Banking on a dead celebrity’s right of publicity being public domain is an extremely dangerous advertising practice. Rights of publicity are a suite of legal rights that have developed from invasion of privacy and trademark law since the early 20th Century. There is a web of state and federal laws that can protect dead celebrities– even celebrities from states like New York that specifically do not recognize a post-mortem right of publicity. And the laws can protect rights of publicity for as much as 100 years after death.

As a young lawyer, a common task was determining which state laws apply to a dead celebrity so to determine whether his or her name or image could be used for free.  The analysis is extremely detailed. Which law applies, New York (no protection) or California (broad protection)?  Does the use violate the celeb’s trademark or constitute a false designation under federal law?  An article in Slate today made some stunningly dangerous over-simplifications about how a dead celebrity’s persona is protected.

In my entertainment and sports law seminar, we spend a few classes examining the various ways of protecting a persona. A right of publicity protects the commercial value of a celebrity’s persona. A 1941 Texas case involving Davey O’Brien is my hands down favorite for explaining the basis for protecting a celebrity’s right of publicity. The Texas court gets the analysis wrong, and a dissent by Justice Holmes provides the foundation for modern ROP laws.

All American and Heisman award winner Texas Christian University quarterback Davey O’Brien signed a waiver permitting TCU to use his image in connection with matters involving the team. Pabst obtained a copy of his college photo on the sly and ran it in a promotional calendar for its beer. O’Brien, a teetotaler and mentor to young athletes, objected to the unconsented-to use of his name and image to sell beer.

The court, using invasion of privacy law analysis which is intended to protect people from undue publicity and embarrassment, decided that O’Brien sought the limelight as a pro athlete, thus giving up his right to privacy. Holmes dissented:

The right of privacy is distinct from the right to use one’s name or picture for purposes of commercial advertisement. The latter is a property right that belongs to every one; it may have much or little, or only a nominal, value; but it is a personal right, which may not be violated with impunity.

The identification of a “property” right in persona versus a “right not to be embarrassed” is the foundation of the law protecting post mortem rights of publicity. A property right can be licensed to other parties for a fee as when Lebron James is paid to lend his name to Nike for sneakers.  As a property right, a celebrity can also deny others the right to use his or her name commercially, as Davey O’brien had wished.

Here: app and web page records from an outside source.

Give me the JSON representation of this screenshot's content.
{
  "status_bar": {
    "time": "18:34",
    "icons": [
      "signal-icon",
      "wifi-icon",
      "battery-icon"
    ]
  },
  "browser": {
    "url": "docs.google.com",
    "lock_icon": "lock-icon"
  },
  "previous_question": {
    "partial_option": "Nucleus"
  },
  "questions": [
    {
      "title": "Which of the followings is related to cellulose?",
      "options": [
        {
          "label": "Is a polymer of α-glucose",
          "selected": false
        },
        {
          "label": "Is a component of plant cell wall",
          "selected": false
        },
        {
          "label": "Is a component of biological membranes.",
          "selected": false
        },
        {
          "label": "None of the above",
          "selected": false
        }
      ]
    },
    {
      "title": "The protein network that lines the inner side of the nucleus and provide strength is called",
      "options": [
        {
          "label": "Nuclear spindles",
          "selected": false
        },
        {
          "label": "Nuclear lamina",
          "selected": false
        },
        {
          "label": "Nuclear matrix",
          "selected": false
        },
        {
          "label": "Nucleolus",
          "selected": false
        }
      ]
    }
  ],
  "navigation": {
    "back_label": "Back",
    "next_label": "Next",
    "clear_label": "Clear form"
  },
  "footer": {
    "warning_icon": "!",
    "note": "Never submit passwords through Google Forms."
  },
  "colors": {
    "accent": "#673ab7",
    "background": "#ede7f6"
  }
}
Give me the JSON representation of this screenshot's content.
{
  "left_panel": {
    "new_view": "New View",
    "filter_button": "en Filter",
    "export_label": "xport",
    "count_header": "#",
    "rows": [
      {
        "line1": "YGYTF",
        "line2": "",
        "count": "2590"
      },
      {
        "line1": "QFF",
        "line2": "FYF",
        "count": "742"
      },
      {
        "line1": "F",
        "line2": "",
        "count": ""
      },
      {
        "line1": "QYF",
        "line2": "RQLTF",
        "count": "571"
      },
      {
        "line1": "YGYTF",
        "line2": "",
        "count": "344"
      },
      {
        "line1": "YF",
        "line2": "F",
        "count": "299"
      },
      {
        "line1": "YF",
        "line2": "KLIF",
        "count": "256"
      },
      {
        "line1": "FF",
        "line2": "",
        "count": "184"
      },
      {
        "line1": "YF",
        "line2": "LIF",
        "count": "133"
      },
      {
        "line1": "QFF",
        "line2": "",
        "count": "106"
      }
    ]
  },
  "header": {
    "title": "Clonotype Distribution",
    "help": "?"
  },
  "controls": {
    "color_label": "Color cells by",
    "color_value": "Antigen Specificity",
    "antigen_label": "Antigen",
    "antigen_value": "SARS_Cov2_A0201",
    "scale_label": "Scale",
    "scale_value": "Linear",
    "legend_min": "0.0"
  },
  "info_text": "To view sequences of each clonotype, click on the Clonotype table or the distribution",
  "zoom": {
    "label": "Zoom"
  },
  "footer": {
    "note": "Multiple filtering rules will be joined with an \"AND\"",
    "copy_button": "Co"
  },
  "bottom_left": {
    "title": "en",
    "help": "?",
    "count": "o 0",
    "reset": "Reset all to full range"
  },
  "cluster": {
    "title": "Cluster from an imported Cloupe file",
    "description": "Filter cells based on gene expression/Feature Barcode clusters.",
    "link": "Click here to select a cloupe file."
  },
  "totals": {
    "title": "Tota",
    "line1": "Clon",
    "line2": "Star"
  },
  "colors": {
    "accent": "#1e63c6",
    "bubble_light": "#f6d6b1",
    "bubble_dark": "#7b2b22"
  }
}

A property right can be inherited or bequeathed in a will, as when Einstein transferred his post mortem right of publicity to Hebrew University of Jerusalem.  However, as O’Brien found out, not all states recognize rights of publicity/post mortem rights of publicity and trademark law has special requirements that must be met before perpetual trademark rights can be obtained.  So there are holes to exploit.

But there’s a catch– many states do recognize post mortem rights of publicity and some of those states extend rights to dead celebs without regard for the law of the state that applies to the celebrity’s estate. These umbrella laws may protect celebrity estates from unauthorized commerical uses of the celebrity’s persona that “travel” through the state.  So to take advatage of the holes in post mortem rights of publicity law, the commercial use must stay inside the state that refuses to protect its dead celebrities. That means no use over the internet, no national or even regional broadcast spots, and no mobile advertising.